Le rôle de France Domaine a été
considérablement réaffirmé en 2008 et en 2009.
Alors qu’auparavant, son rôle était essentiellement
tourné vers la mise en oeuvre des missions domaniales, il
doit jouer aujourd’hui pleinement le rôle de
l’Etat-propriétaire. A ce titre, il établira des
conventions d’utilisation avec chaque ministère ou
occupant concernés qui intègreront des dispositions
visant à les responsabiliser, tout en recherchant une meilleure
adaptation des locaux à l’exercice de leurs missions. Un
vaste mouvement s’est ainsi opéré permettant une
meilleure gestion globale des biens immobiliers, un meilleur rendement
de l’occupation . D’où la mise en place du SPSI, le
Schéma Pluriannuel de Stratégie Immobilière :
« SPSI ».
2/ En quoi consiste ce SPSI?
Une
circulaire du Premier Ministre du 16 janvier 2009 a
rappelé l’importance de l’élaboration du
Schéma Pluriannuel de Stratégie Immobilière,
schéma directeur qui prend en compte la réforme de
l’administration territoriale de l’Etat. Chaque
préfet, avec le soutien et en coordination directe avec le
service local de France Domaine doit mettre en place ce schéma.

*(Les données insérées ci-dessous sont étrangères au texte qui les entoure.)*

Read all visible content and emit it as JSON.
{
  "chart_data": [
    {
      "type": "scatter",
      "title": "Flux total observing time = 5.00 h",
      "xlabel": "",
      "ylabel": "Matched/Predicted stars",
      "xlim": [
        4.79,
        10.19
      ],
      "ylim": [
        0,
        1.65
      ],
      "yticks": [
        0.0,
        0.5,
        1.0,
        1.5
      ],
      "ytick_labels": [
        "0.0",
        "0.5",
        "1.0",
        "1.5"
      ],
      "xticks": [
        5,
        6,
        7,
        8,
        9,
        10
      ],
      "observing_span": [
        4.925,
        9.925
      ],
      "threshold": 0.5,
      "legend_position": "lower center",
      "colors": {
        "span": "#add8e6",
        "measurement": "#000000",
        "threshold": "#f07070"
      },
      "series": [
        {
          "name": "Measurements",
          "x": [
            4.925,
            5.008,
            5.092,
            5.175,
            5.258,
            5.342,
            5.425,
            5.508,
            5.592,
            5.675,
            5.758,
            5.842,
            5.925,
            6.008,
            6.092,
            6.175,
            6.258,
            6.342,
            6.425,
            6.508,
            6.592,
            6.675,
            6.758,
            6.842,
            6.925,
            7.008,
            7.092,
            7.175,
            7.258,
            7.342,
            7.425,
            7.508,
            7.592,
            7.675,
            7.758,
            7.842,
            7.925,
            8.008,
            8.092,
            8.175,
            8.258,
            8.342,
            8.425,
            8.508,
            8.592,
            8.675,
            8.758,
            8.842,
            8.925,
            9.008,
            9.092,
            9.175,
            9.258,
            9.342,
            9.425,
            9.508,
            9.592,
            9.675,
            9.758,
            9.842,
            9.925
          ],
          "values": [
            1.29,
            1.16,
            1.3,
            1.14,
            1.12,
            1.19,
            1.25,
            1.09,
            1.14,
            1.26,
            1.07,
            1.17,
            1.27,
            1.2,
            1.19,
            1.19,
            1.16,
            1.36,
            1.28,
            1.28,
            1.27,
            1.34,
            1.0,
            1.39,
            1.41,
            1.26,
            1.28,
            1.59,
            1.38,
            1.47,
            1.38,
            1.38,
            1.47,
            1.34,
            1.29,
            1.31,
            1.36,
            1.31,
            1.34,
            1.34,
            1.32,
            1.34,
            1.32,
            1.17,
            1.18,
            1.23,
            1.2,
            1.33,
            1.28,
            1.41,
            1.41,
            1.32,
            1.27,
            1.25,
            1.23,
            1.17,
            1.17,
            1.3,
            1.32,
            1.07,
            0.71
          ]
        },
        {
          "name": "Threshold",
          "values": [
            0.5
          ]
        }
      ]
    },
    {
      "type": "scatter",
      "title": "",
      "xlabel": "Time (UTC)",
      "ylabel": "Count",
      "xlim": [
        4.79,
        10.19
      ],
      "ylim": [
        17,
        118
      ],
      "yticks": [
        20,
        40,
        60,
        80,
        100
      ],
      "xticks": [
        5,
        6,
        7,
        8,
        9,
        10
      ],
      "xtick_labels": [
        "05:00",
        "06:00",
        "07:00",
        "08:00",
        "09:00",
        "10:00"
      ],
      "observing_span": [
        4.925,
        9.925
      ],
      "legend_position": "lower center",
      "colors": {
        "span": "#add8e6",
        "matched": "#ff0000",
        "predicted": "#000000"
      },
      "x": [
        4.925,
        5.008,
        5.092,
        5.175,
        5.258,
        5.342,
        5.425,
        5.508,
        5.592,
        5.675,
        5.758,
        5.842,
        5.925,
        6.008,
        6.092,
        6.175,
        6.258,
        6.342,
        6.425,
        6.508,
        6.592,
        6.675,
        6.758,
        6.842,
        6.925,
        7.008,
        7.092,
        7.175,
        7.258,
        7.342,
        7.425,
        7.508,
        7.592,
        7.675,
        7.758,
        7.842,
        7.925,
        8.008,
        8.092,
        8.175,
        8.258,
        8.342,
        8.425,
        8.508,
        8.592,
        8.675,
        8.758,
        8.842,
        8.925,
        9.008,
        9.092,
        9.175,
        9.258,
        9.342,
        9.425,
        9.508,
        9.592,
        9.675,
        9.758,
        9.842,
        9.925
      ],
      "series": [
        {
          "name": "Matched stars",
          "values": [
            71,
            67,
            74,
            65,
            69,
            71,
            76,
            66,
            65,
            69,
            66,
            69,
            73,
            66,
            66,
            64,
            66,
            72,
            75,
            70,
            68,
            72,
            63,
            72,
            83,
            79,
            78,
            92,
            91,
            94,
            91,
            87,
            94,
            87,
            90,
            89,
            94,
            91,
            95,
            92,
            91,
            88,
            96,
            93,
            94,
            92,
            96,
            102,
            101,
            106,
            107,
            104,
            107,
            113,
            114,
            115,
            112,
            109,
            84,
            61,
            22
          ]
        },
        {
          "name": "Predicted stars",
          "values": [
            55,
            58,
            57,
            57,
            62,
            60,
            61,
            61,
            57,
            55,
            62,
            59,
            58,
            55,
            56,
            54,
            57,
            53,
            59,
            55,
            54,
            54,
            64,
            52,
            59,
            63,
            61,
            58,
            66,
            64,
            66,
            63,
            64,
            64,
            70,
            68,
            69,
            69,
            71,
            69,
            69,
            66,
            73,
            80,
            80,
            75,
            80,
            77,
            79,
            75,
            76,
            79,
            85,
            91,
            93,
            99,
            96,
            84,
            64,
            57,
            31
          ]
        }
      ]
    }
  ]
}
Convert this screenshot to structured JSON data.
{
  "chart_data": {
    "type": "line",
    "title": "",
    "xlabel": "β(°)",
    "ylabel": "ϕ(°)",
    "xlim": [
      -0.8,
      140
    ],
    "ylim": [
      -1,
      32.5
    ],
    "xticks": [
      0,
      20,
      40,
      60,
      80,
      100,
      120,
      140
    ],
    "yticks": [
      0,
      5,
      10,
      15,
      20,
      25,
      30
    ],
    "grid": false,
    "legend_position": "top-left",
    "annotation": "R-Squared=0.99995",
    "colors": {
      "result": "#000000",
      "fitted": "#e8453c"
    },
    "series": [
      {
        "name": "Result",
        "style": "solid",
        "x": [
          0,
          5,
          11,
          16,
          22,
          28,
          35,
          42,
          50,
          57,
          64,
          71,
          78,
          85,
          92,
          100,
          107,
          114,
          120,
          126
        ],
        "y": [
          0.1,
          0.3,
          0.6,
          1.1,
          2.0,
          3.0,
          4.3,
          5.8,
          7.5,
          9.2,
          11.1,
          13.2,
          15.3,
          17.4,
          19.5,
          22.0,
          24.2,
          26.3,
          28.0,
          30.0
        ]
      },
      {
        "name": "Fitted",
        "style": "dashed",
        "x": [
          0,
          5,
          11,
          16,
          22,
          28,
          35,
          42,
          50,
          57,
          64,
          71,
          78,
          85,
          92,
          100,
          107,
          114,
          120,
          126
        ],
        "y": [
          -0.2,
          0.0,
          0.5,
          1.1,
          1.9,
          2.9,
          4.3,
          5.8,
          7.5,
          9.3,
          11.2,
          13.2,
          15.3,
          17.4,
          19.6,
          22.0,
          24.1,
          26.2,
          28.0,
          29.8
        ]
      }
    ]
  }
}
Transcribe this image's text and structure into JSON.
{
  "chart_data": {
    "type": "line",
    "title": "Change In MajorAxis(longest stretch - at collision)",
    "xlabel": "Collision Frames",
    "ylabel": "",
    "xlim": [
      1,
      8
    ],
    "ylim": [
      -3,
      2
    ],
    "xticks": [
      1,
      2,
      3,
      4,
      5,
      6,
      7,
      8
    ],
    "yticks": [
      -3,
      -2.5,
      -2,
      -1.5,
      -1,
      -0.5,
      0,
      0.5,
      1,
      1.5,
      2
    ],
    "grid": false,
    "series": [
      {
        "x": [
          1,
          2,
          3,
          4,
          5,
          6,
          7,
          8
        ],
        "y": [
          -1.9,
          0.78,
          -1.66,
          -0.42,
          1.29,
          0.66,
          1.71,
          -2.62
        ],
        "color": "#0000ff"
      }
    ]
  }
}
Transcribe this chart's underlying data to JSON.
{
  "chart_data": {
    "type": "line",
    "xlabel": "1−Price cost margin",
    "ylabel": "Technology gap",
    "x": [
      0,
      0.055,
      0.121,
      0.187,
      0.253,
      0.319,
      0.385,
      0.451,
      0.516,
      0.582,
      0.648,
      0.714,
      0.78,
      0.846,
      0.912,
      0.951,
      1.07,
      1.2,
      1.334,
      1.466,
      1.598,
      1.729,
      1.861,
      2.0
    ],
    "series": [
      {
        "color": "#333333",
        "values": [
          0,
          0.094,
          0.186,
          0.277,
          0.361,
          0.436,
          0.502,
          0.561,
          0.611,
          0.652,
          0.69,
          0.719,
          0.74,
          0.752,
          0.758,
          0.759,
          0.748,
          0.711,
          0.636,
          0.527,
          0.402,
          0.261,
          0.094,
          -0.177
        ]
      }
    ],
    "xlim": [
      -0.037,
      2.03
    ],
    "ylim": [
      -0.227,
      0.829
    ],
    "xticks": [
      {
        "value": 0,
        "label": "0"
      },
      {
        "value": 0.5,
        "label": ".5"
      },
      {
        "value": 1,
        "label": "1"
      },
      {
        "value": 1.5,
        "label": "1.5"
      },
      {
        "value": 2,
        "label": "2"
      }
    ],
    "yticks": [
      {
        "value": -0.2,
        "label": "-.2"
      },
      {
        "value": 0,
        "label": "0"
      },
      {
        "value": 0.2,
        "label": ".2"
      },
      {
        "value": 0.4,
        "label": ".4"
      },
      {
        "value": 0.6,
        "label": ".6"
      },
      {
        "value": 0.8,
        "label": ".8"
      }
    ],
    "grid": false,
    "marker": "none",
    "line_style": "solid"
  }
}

L’exercice a démarré en réalité
en 2006 avec les administrations centrales des ministères, puis
en 2007 via une opération pilote menée sur 25
départements et parmi eux une majorité de grandes
métropoles. Il est composé de deux phases : une
première phase de diagnostic (recensement de
l’existant et de l’état des immeubles
concernés) et une seconde phase d’élaboration de la
stratégie, c’est-à-dire l’évolution et
le devenir du parc immobilier. Il ressort de cet exercice que la
surface moyenne d’occupation par agent est aujourd’hui de
17m² et que la moyenne des surfaces occupées est
d’environ 400m². L’objectif est de rationaliser
les surfaces pour arriver au ratio cible de 12 m²
SUN par poste de travail, de regrouper les implantations,
d’opérer une mutualisation des services et de
réaliser de vraies économies d’échelles. A
titre d’exemple, l’opération pilote sur Lyon se
traduira par une baisse sensible des implantations administratives et
la recherche de ratio cible; certains sites seront regroupés
dans de nouveaux bâtiments qui permettront d’accueillir
certains services aujourd’hui éclatés sur plusieurs
implantations.
3/ Comment France Domaine va-t-elle mener cette ambitieuse réforme ?
France
Domaine dispose de services locaux de l’Etat au sein des
trésoreries générales et plus récemment via
un réseau de cadres nommés pour s’occuper
spécifiquement des questions de stratégie
immobilière. Ils jouent un rôle d’interface entre
France Domaine et les préfets. Les 25 départements
ayant réalisés leurs diagnostics doivent désormais
préparer leur volet statégique pour la fin juin. Les
autres départements devront remettre ce document pour la fin
2009/ début 2010. Pour les autres départements, les
diagnostics sont en cours de réalisation en liaison avec les
services occupants. A partir des fiches bâtimentaires transmises,
nous réaliserons des restitutions que nous mettrons à
disposition de chaque département pour qu’il
réalise un rapport de diagnostic. C’est sur cette base,
que le Préfet pourra préparer la stratégie
immobilière du territoire, avant validation par le Préfet
de Région. D’autre part, toutes ces opérations de
réinstallation doivent être autofinancées. Il
n’y a pas de budget complémentaire prévu pour louer
ou acheter de nouveaux sites mieux adaptés. Les cessions des
biens de l’Etat doivent servir à reconvertir des sites
existants, à les aménager ; les loyers abandonnés
doivent permettre de nouvelles locations. D’où la
complexité globale et l’envergure de cette
opération qui concerne au bas mot près de 12.000
immeubles sur l’ensemble des départements. Les phases de
mise en œuvre des stratégies seront pour partie
externalisées, pour partie réalisées en interne
également, au cas par cas selon les départements.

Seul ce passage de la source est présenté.